You may have no ambition to gain formal qualifications in Cornish. You just want to be able to say a few things like, ‘What would you like to drink?’ or ‘Good morning. What a lovely day!’ That’s fine, and our teachers will help you go as far as you want with conversational Cornish. If, however, you have some linguistic ability and want something more structured, we can take you through the various grades for the examinations set by the Cornish Language Board. There are four grades, and it is possible to complete each grade in one year, although you can progress at your own speed. The exams take place in the summer and cover both spoken and written Cornish. If you choose this latter route, you will obviously need to do a bit of homework and study in your own time between the classes.

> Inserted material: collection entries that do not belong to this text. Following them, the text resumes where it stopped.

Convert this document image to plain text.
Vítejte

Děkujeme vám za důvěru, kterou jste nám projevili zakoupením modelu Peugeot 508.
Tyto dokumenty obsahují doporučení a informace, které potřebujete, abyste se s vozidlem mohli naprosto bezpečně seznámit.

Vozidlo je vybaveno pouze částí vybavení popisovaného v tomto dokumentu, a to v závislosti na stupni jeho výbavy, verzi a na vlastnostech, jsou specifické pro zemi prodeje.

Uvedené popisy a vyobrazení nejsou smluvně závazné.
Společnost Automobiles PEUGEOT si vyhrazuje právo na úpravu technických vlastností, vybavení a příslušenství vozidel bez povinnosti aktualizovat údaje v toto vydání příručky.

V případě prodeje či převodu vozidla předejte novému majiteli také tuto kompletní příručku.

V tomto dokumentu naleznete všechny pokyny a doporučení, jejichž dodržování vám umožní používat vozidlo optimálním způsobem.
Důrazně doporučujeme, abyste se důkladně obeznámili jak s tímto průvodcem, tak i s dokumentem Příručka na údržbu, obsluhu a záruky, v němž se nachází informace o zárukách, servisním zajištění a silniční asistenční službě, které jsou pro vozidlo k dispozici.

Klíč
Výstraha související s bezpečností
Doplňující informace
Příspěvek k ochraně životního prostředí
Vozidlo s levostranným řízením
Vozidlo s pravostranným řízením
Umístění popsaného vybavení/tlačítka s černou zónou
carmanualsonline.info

Beginners usually start by working their way through an easy-to-use book called Cornish This Way - Holyewgh An Lergh by Graham Sandercock.Your local bookshop would order you a copy, or you can get it online via Amazon or from the Cornish Language Fellowship. But your teacher will also provide additional notes and materials.
The weekly classes
Normally we start at 7pm and work with the teacher for an hour, doing a variety of spoken and written exercises, with games and other activities. Then we break for a cuppa and a biscuit, which enables the different groups to mingle and get to know each other better. We then go back to our groups for a further half hour or so of teaching. A small charge is made for each session. This is currently £3. Once a month we finish the class at 8pm and walk along the road to the local pub, The Sportsman’s Arms, for a drink. There, we are usually joined by some former class members, and other Cornish enthusiasts, for a bit of Cornish conversation or discussion of anything to do with Cornwall and the Cornish. These pub sessions are called Yeth an Werin (‘People’s Talk’).
The class play
Each year, as part of our Cornish language activities, the class usually prepares a short play which is performed before a friendly audience later in the year. It is not compulsory to take part, but most students want to as it enriches their Cornish and is a good way to get to know the students in the other groups.